For a comprehensive cost estimate, use the free Simple Monthly Calculator.

Summary
As you can see from the steps described in this post, it’s fairly easy to deploy an automated DR solution for Amazon RDS for Oracle Database on AWS. It is important to mention that creating a DB snapshot on a Single-AZ DB instance results in a brief I/O suspension that can last from a few seconds to a few minutes, depending on the size and class of your DB instance. If you plan to use a very small RPO and take multiple backups during the day, we highly recommend that you use high-availability (Multi-AZ) DB instances. They are not affected by this I/O suspension since the backup is taken on the standby.

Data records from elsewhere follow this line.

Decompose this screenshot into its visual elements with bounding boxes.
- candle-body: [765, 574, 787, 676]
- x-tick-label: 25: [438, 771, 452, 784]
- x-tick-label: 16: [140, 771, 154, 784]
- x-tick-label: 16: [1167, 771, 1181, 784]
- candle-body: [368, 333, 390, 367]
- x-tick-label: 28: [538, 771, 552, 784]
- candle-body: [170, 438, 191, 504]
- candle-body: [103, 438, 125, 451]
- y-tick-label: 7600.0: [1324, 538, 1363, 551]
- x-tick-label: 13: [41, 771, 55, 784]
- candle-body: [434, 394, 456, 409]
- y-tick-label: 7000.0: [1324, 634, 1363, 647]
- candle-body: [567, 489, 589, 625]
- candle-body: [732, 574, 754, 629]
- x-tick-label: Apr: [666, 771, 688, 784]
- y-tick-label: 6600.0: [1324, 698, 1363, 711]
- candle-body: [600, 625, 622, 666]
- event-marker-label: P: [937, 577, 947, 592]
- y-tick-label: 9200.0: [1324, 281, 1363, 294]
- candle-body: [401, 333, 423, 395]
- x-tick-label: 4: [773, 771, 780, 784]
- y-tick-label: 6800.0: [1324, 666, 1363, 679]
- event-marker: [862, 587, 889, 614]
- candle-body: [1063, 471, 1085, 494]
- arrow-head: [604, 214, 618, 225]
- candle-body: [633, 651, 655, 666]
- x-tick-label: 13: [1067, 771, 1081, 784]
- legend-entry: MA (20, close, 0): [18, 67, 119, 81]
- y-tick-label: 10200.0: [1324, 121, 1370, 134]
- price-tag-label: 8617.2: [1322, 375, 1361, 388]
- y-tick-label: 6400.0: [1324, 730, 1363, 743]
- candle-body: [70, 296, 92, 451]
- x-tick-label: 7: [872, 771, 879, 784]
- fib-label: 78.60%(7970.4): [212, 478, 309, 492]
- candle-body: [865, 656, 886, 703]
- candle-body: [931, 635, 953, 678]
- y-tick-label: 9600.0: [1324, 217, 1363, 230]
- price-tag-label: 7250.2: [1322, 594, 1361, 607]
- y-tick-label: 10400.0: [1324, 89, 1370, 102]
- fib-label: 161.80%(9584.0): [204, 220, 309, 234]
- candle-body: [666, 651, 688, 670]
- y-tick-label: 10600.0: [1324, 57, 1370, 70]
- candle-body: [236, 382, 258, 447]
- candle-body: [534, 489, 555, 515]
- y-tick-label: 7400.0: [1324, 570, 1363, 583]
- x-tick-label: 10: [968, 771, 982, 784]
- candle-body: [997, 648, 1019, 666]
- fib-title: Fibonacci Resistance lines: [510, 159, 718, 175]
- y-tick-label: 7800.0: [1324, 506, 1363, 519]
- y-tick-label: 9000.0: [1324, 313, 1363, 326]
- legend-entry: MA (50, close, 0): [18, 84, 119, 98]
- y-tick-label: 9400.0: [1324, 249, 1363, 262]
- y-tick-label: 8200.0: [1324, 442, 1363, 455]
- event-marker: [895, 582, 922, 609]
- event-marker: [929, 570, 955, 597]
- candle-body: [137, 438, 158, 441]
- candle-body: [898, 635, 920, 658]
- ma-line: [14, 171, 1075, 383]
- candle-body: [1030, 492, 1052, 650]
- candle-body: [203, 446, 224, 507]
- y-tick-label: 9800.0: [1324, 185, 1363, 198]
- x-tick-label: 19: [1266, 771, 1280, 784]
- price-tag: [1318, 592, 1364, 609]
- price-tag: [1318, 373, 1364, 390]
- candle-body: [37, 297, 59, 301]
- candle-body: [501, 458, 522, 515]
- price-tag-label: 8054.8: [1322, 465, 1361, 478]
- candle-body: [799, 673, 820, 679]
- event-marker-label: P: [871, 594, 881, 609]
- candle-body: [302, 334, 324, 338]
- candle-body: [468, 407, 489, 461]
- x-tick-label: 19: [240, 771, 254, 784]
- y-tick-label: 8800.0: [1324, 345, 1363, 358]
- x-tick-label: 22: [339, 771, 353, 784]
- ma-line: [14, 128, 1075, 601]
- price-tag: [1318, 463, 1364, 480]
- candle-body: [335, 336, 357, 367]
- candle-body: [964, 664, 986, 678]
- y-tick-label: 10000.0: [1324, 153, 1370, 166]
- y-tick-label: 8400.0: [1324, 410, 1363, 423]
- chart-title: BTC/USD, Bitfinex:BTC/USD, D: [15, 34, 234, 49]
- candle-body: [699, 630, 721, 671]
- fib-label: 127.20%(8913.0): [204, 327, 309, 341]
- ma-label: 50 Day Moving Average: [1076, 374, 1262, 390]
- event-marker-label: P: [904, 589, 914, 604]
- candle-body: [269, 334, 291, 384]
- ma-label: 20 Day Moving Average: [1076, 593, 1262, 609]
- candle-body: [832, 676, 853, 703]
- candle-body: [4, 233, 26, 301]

Finally, take a look at the current limits on manual snapshots for Amazon RDS, which is currently 100 manual snapshots per account. To avoid maintaining too many snapshots, use the Lambda function under step 5 and run it with CloudWatch Events on a predetermined schedule.

We hope you found this blog post useful, and we’re looking forward to learning how you implemented these suggestions in your specific workload.